Reduced micro RNA ‐188‐3p expression contributes to apoptosis of spermatogenic cells in patients with azoospermia

Background and aims Human mutL homologl ( MLH 1) works coordinately in sequential steps to initiate repair of DNA mismatches, and aberrant MLH 1 expression is related to spermatogenetic malfunction. In the present study, MLH 1 expression in patients with azoospermia was investigated, and moderating effects of miR‐188‐3p on MLH 1 expression and spermatogenesis were identified. Methods Testicular tissues from 16 patients with obstructive azoospermia ( OA ) and non‐obstructive azoospermia ( NOA ), and tissues of eight healthy patients were collected. Real‐time PCR , Western blotting and immunohistochemical staining were used to detect MLH 1 expression. Chromatin immunoprecipitation assay and luciferase reporter assay were performed to evaluate histone acetylation level of miR‐188‐3p and relationships between miR‐188‐3p and MLH 1. Results Testicular MLH 1 expression at mRNA and protein levels was significantly increased, while miR‐188‐3p expression was lower in patients with OA and NOA than that in controls. Reduced histone acetylation level of miR‐188‐3p promoter was observed in patients with azoospermia.
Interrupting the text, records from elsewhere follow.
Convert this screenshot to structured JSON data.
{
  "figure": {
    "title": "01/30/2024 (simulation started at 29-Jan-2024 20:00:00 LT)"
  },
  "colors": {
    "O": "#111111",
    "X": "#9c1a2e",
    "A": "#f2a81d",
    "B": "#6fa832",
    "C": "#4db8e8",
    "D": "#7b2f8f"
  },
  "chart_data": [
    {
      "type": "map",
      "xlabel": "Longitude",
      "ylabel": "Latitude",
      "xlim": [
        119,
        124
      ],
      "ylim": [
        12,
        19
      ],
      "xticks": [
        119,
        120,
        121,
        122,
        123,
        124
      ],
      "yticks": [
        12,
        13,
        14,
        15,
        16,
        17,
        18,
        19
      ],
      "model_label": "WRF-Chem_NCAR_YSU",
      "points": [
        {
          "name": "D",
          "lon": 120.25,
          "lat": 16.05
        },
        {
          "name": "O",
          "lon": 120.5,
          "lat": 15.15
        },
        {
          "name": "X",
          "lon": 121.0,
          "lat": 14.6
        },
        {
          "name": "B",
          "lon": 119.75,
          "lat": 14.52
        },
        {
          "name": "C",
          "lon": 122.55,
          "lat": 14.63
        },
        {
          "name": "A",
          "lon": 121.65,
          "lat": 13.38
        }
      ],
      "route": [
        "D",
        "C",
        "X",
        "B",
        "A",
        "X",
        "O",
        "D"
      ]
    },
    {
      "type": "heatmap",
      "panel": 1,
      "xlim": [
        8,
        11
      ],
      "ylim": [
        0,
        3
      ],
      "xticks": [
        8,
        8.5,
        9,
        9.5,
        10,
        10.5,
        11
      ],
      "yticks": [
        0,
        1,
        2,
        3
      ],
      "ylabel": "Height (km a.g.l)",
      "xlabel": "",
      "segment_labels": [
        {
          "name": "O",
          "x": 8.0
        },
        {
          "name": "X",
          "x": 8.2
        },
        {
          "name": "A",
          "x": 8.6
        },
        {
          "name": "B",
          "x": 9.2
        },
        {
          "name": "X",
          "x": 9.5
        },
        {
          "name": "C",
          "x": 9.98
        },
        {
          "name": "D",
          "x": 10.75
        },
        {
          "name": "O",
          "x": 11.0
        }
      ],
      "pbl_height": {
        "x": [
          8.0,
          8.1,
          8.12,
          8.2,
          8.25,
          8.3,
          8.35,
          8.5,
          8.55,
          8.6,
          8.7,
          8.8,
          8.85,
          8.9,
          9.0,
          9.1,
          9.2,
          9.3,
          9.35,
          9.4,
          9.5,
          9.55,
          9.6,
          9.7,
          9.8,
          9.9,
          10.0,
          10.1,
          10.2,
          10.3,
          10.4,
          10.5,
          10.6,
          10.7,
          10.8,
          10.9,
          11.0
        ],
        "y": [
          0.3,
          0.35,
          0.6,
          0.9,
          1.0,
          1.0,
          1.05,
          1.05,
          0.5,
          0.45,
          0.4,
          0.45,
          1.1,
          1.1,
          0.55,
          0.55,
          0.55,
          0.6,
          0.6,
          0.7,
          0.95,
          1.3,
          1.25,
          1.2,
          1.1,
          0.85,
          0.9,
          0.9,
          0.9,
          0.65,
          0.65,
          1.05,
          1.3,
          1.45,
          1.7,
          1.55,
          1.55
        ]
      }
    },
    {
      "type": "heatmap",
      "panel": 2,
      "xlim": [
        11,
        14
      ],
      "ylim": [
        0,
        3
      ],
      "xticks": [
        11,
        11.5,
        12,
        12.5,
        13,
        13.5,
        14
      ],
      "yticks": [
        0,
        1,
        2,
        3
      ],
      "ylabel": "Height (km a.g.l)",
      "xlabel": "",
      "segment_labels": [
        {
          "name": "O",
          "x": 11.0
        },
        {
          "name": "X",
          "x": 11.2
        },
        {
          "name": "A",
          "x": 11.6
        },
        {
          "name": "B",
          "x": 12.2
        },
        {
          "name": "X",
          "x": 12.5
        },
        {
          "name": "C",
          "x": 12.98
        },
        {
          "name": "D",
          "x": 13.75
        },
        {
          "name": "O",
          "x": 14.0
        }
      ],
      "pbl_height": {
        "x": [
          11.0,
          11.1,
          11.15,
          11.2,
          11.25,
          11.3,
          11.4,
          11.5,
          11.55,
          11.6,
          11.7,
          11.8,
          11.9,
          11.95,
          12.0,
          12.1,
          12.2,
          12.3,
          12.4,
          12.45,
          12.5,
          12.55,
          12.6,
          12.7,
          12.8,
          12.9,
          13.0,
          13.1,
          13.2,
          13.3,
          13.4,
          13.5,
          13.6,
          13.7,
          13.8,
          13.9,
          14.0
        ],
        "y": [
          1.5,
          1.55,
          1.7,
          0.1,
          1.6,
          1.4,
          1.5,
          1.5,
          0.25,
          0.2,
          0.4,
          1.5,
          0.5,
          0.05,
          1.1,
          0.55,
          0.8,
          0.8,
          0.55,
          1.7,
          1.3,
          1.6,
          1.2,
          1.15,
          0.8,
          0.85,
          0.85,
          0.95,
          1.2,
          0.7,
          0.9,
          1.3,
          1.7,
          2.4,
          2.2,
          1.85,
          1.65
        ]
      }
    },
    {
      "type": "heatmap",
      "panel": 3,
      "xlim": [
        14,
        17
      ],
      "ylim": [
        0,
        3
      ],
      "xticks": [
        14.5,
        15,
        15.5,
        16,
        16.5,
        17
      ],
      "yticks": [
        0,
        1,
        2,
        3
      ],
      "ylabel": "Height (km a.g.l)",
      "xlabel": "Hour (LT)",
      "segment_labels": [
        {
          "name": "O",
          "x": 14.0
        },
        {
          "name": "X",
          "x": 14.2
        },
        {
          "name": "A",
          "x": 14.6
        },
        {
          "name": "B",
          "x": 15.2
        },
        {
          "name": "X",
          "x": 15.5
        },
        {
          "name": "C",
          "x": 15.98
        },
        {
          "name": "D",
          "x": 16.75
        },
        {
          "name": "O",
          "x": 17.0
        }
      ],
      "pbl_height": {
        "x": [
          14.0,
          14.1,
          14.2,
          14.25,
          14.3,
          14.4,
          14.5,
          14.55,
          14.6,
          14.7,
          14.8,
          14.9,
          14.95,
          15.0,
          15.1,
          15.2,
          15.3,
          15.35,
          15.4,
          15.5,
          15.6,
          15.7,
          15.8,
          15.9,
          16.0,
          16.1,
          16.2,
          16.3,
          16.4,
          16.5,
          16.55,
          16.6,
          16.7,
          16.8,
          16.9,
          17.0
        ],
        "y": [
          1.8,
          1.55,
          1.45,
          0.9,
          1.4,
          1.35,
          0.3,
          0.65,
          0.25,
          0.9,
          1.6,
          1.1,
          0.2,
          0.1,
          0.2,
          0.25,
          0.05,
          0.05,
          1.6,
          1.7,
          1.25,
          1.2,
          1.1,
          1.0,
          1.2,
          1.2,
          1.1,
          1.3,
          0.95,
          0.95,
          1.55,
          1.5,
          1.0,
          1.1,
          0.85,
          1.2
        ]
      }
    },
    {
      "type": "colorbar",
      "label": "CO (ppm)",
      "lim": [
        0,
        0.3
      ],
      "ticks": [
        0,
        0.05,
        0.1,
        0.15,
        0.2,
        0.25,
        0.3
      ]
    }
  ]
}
Overexpression/inhibition of HDAC 1, but not HDAC 2, contributed to the significant reduction/increase of miR‐188‐3p expression. miR‐188‐3p targeted 3′ UTR of MLH 1 and regulated MLH 1 expression. miR‐188‐3p inhibitor led to elevation of apoptotic level of spermatogenic cells in mice, while this effect was reversed by si‐ MLH 1. Conclusion Down‐regulation of miR‐188‐3p by reducing histone acetylation up‐regulated MLH 1 expression and contributed to promotion of apoptosis in spermatogenic cells, in patients with azoospermia.